Yes, Indiana Elite Team Indiana is now 0-for-5 in spring travel tournaments. Yes, the team that features future Hoosiers Yogi Ferrell, Hanner Perea, Jeremy Hollowell, Peter Jurkin and Ron Patterson has not satisfied those who want championship results.
After blowing out opponents on Saturday as part of the adidas May Classic, they got handled by Baylor LNO by 14 points Sunday morning to end their title run.
Does that mean they are over-rated or their coach, Mark Adams, can’t do the job?
Absolutely not.
The talent is good and will be better by the time it reaches college. Adams is a veteran coach who knows what he’s doing, but doesn’t have enough weapons to work with.
And that has been a problem.
A lot of these travel events become exercises in attrition. Teams might play as many as seven games in two days. You need a LOT of good players to get through that. You also need plenty of depth and guys staying healthy, which becomes difficult when you play so often against so many talented teams and players.
Jurkin hasn’t played this spring because of a shin stress fracture. Hollowell missed three weeks because of wrist and knee injuries. Patterson missed Saturday’s games because of the prom, although he played Sunday morning.
After the loss, Patterson took off his jersey and quickly left, later tweeting that he needs to find a new AAU team. That suggests a troubling lack of maturity that needs to be dealt with before he reaches college.
In the big picture, it’s all about developing these guys. That means skill and mental toughness. It means learning how to deal with adversity because they’re sure as heck going to face that, in sports and in life. Losing sucks, but sometimes it’s a blessing if you learn from it. That means persistence and determination and resolve.
A decade from now, few will remember how many travel tournaments these guys won. They will remember high school championships (even though most of these guys iinsist they like travel ball more than high school play) and, from an IU perspective, college achievements.

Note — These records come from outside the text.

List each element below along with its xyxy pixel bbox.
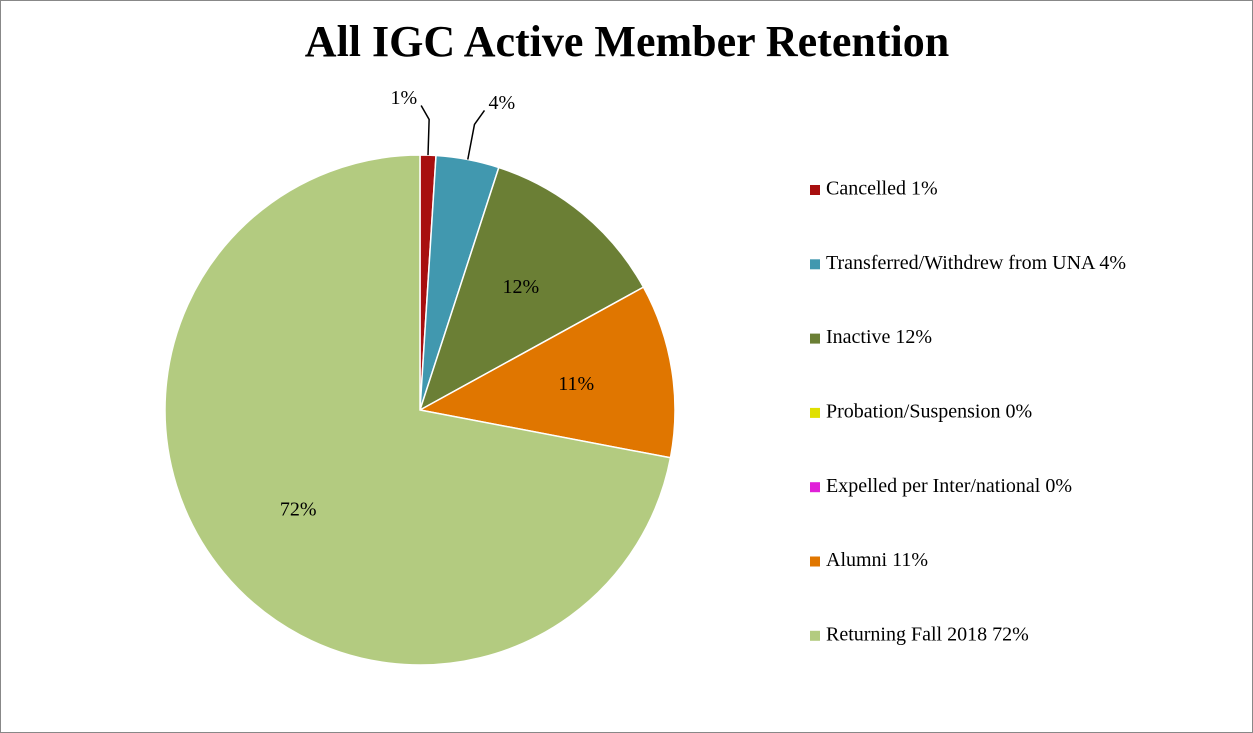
- legend-swatch: [810, 333, 820, 344]
- legend-label: Inactive 12%: [826, 326, 932, 348]
- pie-slice: [418, 166, 645, 412]
- legend-swatch: [810, 630, 820, 641]
- legend-label: Transferred/Withdrew from UNA 4%: [826, 252, 1126, 274]
- legend-label: Alumni 11%: [826, 549, 928, 571]
- legend-swatch: [810, 185, 820, 195]
- data-label: 12%: [502, 276, 539, 298]
- legend-swatch: [810, 556, 820, 567]
- leader-line: [420, 105, 430, 156]
- legend-swatch: [810, 259, 820, 270]
- legend-label: Probation/Suspension 0%: [826, 400, 1032, 422]
- legend-label: Returning Fall 2018 72%: [826, 623, 1029, 645]
- data-label: 4%: [488, 92, 515, 114]
- data-label: 72%: [280, 498, 317, 520]
- legend-label: Expelled per Inter/national 0%: [826, 475, 1072, 497]
- legend-label: Cancelled 1%: [826, 178, 938, 200]
- data-label: 1%: [390, 87, 417, 109]
- leader-line: [467, 110, 486, 160]
- pie-slice: [417, 286, 676, 459]
- pie-slice: [164, 154, 672, 666]
- legend-swatch: [810, 482, 820, 493]
- chart-title: All IGC Active Member Retention: [305, 17, 949, 66]
- data-label: 11%: [558, 373, 594, 395]
- legend-swatch: [810, 407, 820, 418]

You can learn from everything, good and bad. The special ones do. If these guys are really special, this will toughen them. If not, well, there’s a Sylvester Stallone speech in the last Rocky movie, called “Rocky Balboa,” that really resonates. Yeah, it’s a bit overly dramatic and over the top, maybe Rocky isn’t where you go to find life perspective (isn’t that what Godfather I and II are for?), but that doesn’t mean it doesn’t ring true.
Okay, we admit it. We have tried this line with our 17-year-old son, with limited success because, in his mind, parents don’t know squat.
Anyway, Rocky is talking to his struggling son, who also thinks his dad doesn’t know squat. Rocky offers some passionate advice. He says life isn’t all “sunshine and rainbows.” He says that it’s “mean and nasty, and it will beat you to your knees and keep you there permanently if you let it.”
It includes this line, “It’s about how hard you can get hit and keep moving forward; it’s about how much you can take and keep moving forward.”
There’s plenty of opportunity for the Class of 2012 to move forward. Let’s hope they make the most of it.
*****
With or without Rocky, the 16U Eric Gordon All-Stars won an adidas May Classic title behind Collin Hartman, who had 19 points in Sunday’s title game. Yes, that’s the Indianapolis Cathedral sophomore who has committed to IU. Another Hoosier commitment from the Class of 2013, Devin Davis of Warren Central, added nine points while battling with a tweaked back.
The title didn’t come easy. They lost one pool game and had to rally from a 12-point deficit in another. Hartman said the key was picking up the intensity.
They obviously did.
*****
For those seeking insight into the college plans of Gary Harris, you’ll likely have to wait until November. The 6-4 guard, who is ranked No. 14 nationally by Scout.com, scored big in a couple of adidas May Classic losses (22 points in one game, 35 in another), but that wasn’t enough to get his D3 Pride team into Sunday’s action.
He isn’t ready to narrow down his list of schools -- which basically means that every quality program in America still has a chance -- or provide a decision timeline. He’s got June summer camp trips with his Hamilton Southeastern teammates, and then the July AAU circuit
The buzz is that Michigan State is the favorite, Indiana is in great position and Purdue is moving up fast, but that’s as etched in stone as an IU-basketball-player-is-transferring rumor. Ohio State, Kentucky, Xavier and Louisville also are in the mix. That doesn’t include the tantalizing possibility (although it’s become remote) that he would choose football and go to Notre Dame. He does play football for Hamilton Southeastern and is, to no one’s surprise, very, very good.
Hey, at least we’ll have plenty to talk and speculate about for the next six months.